Michael's Research in WS-Security Framework

WS Security Framework Amazon In this project we focus on answering the question: Is the WS-Security Framework adequate to handle every type of real-world scenario that requires rigorous security?
The scenario we are looking at is a loan bidding scenario.
The client logs on a loan bidding website and seeks bids for a loan of certain size and certain period. The website sends the request out to the banks it trusts and begins the negotiation process. Each bank has various departments internally and each of them has certain responsibilities. In the event where a loan cannot be fulfilled, a bank seeks bids from its 'partners' which are independent entities who are not trusted by the loan bidding website. Of course the details are much more complicated. This is just the general idea.

As you can see there are many security requirements that must be fulfilled by the WS-Security Framework in order for this scenario to migrate to web service.

WS-Security is the foundation block that takes care of message-level security. Many extensions were drafted to handle different issues. They include WS-Trust, WS-Policy, WS-SecureConversation, WS-Federation, and so on.

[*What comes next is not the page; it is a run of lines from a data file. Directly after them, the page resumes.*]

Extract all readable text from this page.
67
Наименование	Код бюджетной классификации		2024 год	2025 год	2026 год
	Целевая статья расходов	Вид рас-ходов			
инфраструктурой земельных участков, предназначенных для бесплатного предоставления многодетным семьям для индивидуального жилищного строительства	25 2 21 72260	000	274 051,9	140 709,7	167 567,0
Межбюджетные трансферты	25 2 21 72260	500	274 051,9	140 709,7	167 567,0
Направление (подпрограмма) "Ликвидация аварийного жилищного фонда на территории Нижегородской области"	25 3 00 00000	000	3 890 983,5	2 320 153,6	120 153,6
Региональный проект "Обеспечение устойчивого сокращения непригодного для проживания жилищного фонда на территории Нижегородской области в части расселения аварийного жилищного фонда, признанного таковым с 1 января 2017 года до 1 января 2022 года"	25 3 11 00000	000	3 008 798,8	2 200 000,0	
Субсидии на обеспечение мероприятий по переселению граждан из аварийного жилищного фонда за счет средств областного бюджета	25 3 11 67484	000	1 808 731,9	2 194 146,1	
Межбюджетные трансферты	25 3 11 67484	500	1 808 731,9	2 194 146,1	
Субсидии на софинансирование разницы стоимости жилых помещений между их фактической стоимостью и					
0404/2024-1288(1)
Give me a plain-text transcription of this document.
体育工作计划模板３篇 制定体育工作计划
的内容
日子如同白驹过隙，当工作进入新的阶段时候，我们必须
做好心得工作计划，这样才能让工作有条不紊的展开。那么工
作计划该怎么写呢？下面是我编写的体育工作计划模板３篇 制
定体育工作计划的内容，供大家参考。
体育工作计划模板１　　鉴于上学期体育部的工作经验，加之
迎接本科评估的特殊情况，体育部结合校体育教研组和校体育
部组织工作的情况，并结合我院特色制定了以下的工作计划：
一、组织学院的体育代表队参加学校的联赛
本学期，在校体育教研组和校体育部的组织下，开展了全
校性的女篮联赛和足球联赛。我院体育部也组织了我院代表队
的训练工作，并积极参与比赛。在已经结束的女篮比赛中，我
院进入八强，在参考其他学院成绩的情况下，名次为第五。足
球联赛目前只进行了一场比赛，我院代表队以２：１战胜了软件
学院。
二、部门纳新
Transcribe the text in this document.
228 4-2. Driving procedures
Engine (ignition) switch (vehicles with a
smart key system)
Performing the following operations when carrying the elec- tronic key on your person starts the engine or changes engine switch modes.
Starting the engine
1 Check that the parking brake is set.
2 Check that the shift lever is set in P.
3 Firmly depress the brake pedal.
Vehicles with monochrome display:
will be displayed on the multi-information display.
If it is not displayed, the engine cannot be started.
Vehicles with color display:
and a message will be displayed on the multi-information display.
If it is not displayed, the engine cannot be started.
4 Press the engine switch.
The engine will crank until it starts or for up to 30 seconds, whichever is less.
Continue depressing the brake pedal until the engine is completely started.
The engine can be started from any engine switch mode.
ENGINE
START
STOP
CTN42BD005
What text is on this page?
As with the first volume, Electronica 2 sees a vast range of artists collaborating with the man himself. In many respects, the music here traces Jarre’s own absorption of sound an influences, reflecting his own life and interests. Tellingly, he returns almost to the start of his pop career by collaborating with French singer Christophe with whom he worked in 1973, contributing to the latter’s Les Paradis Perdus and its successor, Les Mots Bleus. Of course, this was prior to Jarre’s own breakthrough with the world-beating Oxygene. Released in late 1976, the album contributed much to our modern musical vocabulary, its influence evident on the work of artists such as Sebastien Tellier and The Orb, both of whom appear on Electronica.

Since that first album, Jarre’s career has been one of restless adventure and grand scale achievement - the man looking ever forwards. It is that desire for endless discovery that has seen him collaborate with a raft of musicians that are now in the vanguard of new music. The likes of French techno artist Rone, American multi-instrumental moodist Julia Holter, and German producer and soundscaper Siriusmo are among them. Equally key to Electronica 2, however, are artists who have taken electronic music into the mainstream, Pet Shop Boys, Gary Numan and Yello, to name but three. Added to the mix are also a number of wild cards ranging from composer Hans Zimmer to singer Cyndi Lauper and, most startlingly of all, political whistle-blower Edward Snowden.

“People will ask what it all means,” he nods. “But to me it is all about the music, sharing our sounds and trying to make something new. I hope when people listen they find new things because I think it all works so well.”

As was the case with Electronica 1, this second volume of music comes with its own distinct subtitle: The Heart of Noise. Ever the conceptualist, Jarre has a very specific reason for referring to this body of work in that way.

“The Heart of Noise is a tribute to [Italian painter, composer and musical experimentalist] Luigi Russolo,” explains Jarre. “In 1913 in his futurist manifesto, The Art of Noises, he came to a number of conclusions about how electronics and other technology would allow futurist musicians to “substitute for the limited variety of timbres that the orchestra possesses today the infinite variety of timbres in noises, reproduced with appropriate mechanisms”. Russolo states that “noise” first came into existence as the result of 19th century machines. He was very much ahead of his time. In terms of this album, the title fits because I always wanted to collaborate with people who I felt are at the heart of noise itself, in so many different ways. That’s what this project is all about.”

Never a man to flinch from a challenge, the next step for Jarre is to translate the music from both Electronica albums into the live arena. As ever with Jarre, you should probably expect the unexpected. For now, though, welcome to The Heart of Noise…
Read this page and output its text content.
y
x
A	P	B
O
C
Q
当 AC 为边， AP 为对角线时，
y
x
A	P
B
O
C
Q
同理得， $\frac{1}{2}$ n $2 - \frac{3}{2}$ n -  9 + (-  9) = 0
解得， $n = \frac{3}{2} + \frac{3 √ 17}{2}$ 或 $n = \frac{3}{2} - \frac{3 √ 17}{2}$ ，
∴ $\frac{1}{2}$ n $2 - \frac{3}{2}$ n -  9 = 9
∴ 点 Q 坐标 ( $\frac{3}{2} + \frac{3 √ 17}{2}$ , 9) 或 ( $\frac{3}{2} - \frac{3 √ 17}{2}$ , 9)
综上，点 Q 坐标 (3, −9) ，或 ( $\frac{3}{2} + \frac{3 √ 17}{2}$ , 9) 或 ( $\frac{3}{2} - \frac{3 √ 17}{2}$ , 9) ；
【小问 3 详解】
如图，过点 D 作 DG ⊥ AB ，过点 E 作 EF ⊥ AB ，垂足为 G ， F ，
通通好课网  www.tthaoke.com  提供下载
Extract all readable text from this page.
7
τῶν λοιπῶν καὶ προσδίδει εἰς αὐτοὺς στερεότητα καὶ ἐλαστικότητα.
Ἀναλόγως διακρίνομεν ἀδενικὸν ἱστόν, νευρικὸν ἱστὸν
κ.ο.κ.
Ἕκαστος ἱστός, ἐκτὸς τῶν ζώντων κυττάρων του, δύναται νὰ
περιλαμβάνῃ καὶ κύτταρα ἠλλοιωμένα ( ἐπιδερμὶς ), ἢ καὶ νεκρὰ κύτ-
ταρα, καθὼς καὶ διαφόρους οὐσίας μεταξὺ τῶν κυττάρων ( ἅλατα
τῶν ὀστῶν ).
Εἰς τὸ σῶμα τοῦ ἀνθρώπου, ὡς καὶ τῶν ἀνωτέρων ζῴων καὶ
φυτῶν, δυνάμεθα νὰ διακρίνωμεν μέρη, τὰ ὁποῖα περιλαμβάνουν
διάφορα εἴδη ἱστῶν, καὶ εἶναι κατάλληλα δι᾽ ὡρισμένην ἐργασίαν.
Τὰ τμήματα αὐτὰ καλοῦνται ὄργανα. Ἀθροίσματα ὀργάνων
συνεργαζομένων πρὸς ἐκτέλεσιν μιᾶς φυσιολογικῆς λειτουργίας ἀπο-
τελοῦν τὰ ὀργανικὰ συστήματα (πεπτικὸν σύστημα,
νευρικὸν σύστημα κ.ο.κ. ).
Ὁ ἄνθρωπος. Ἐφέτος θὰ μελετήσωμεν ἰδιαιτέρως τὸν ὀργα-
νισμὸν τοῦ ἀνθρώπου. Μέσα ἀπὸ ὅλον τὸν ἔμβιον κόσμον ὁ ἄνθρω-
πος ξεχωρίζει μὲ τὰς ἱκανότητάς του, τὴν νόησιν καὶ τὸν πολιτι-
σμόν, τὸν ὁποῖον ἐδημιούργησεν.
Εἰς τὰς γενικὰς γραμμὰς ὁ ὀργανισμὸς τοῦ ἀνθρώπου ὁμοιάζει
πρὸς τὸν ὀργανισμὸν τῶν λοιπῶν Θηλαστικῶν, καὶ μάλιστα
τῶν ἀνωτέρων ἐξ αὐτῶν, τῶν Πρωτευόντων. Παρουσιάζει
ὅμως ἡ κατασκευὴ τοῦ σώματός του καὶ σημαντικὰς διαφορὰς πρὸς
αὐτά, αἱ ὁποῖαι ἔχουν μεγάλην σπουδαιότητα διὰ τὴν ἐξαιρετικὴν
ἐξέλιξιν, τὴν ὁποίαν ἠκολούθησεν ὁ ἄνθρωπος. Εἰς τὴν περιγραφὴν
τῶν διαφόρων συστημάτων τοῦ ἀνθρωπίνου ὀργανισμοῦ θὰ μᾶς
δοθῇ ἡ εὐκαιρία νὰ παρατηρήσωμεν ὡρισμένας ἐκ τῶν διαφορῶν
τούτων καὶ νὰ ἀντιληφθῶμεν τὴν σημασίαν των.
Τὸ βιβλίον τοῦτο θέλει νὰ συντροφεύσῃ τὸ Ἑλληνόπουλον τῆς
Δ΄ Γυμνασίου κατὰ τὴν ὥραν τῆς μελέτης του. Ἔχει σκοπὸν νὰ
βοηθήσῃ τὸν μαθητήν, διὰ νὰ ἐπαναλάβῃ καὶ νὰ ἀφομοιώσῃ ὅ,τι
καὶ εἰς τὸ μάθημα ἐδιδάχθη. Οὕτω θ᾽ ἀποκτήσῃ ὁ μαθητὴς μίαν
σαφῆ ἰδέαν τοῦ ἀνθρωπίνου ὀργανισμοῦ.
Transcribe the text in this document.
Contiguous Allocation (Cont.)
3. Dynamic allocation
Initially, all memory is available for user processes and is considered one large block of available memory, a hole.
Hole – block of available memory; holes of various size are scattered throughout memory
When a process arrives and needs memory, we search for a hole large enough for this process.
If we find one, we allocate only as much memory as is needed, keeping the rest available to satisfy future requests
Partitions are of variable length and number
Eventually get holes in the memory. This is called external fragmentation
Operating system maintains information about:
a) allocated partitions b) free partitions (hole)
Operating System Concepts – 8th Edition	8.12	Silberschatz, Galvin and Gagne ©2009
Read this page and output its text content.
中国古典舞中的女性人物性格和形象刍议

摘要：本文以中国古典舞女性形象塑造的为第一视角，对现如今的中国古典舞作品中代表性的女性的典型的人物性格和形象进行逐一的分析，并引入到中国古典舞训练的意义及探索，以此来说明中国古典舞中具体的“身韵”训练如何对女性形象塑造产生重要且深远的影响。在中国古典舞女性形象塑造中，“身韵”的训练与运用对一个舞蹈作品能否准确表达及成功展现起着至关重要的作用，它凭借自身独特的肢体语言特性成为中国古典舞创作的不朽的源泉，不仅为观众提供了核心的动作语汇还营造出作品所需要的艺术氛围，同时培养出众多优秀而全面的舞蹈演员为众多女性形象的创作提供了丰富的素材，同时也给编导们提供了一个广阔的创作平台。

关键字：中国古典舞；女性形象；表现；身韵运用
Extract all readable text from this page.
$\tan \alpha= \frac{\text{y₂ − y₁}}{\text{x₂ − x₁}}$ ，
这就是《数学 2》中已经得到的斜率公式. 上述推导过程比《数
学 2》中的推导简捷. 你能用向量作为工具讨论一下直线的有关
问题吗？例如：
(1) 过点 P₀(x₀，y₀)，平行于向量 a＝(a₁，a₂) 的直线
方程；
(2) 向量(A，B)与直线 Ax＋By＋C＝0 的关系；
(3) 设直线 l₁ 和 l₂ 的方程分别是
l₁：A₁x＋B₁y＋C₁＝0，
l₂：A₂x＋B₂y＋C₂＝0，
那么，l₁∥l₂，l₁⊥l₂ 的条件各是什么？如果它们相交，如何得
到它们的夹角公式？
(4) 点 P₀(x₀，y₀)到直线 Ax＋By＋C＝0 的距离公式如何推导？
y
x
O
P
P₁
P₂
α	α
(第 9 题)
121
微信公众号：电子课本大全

We focused on WS-Security, WS-Trust, WS-Policy, and WS-SecureConversation to see if they could fulfill the security requirements of our scenario. Here is what WS-Framework looks like (from BEA Systems):

WS Security Framework

The conclusion is that the WS-Security Framework is adequate in most situations but there are things its specifications do not address and there are things we don't like about them. This project quickly evolves into a 30-page report detailing what we've found!

Although this project is not implementation-related, there are tons of specifications we need to read and UNDERSTAND. It's inevitably difficult to understand them because they are drafted by dozens of experienced engineers from industrial leaders like Microsoft, IBM, BEA, and Verisign.

Despite all that we managed to find several loopholes and potential scenarios that allow people to exploit those loopholes. Not bad for three weeks of work by only three people, right?